Have you walked or ridden over the Brooklyn Bridge lately? The iconic infrastructure is one of the oldest roadway bridges in the country — and it’s structurally deficient, along with more than 1,800 other bridges in New York state, according to a new report.
Of the approximately 17,450 bridges in New York, 1,837 — or 10.5 percent — are classified as “structurally deficient,” according to new data from the American Road & Transportation Builders Association.
Parts of the Gowanus Expressway and the Belt Parkway are also on the list. In total, 22 of the 25 most-traveled structurally deficient bridges in the state are in New York City (though that list includes data from the now-demolished old Kosciuszko Bridge).
Of all the structurally deficient-deemed bridges in the state, 188 are on the Interstate Highway System and 841 are “posted for load,” according to the report, meaning that bridge has a specific weight limit posted on a sign, limiting the size and weight of vehicles that can cross it.

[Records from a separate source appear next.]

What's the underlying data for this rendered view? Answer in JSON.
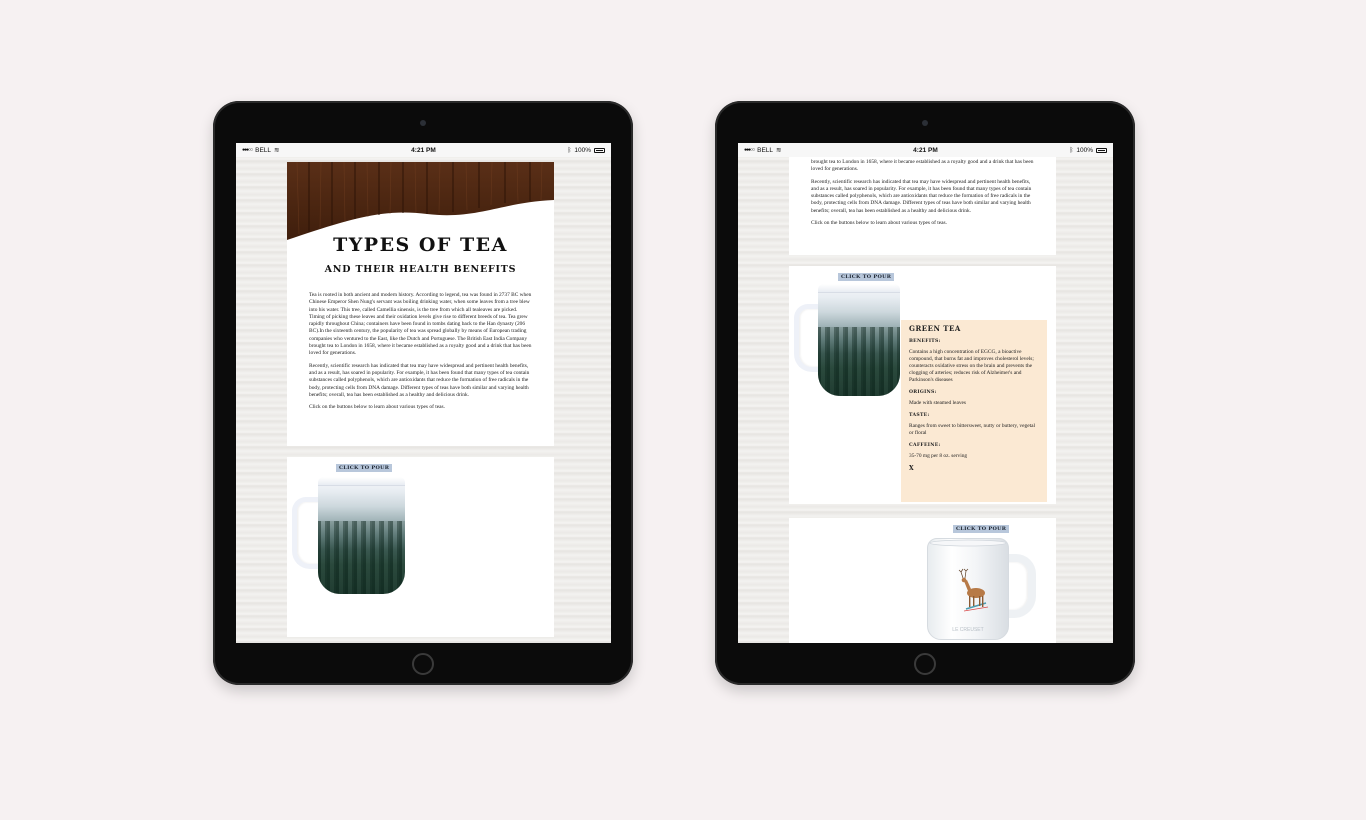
{
  "status": {
    "carrier": "BELL",
    "time": "4:21 PM",
    "battery": "100%"
  },
  "header": {
    "title": "TYPES OF TEA",
    "subtitle": "AND THEIR HEALTH BENEFITS"
  },
  "intro": {
    "p1": "Tea is rooted in both ancient and modern history. According to legend, tea was found in 2737 BC when Chinese Emperor Shen Nung's servant was boiling drinking water, when some leaves from a tree blew into his water. This tree, called Camellia sinensis, is the tree from which all tealeaves are picked. Timing of picking these leaves and their oxidation levels give rise to different breeds of tea. Tea grew rapidly throughout China; containers have been found in tombs dating back to the Han dynasty (206 BC).In the sixteenth century, the popularity of tea was spread globally by means of European trading companies who ventured to the East, like the Dutch and Portuguese. The British East India Company brought tea to London in 1658, where it became established as a royalty good and a drink that has been loved for generations.",
    "p2": "Recently, scientific research has indicated that tea may have widespread and pertinent health benefits, and as a result, has soared in popularity. For example, it has been found that many types of tea contain substances called polyphenols, which are antioxidants that reduce the formation of free radicals in the body, protecting cells from DNA damage. Different types of teas have both similar and varying health benefits; overall, tea has been established as a healthy and delicious drink.",
    "p3": "Click on the buttons below to learn about various types of teas.",
    "top_fragment": "brought tea to London in 1658, where it became established as a royalty good and a drink that has been loved for generations."
  },
  "buttons": {
    "pour": "CLICK TO POUR",
    "close": "X"
  },
  "green_tea": {
    "name": "GREEN TEA",
    "benefits_label": "BENEFITS:",
    "benefits": "Contains a high concentration of EGCG, a bioactive compound, that burns fat and improves cholesterol levels; counteracts oxidative stress on the brain and prevents the clogging of arteries; reduces risk of Alzheimer's and Parkinson's diseases",
    "origins_label": "ORIGINS:",
    "origins": "Made with steamed leaves",
    "taste_label": "TASTE:",
    "taste": "Ranges from sweet to bittersweet, nutty or buttery, vegetal or floral",
    "caffeine_label": "CAFFEINE:",
    "caffeine": "35-70 mg per 8 oz. serving"
  },
  "icons": [
    "signal-icon",
    "wifi-icon",
    "bluetooth-icon",
    "battery-icon",
    "camera-icon",
    "home-button-icon",
    "mug-icon",
    "deer-icon"
  ]
}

“Structurally deficient” means that one of the bridge or elevated roadway’s key elements is in “poor or worse condition,” per Federal Highway Administration standards.
A structurally deficient bridge is not likely to collapse, according to the state Department of Transportation, but does often require significant maintenance to repair its condition or improve functionality.
The state has actually identified needed repairs for 17,437 bridges, according to the American Road association, adding even more onto that infrastructure price tag.
All these bridge repairs will cost $67.7 billion, New York state officials estimate.
Bridge investment has been a large focus of the state, accounting for about two-thirds of all highway and bridge contracts over the past five years. The national average for that portion is 29 percent.
Over the past 10 years, 1,450 new bridges have been conducted by the state and 750 have undergone “major reconstruction.”
The report was part of a larger effort by the American Road & Transportation Builders Association looking at bridge infrastructure across the country.
In total, more than 54,000 bridges in the United States are rated “structurally deficient” — bridges that Americans cross 174 million times a day.
If placed end-to-end, the length of these deficient roadways would stretch “1,216 miles, or nearly the distance between Miami and New York City,” according to the report.
New York state ranked number 10 out of the entire nation in terms of the number of structurally deficient bridges and number 14 based on the percent of bridges with that rating.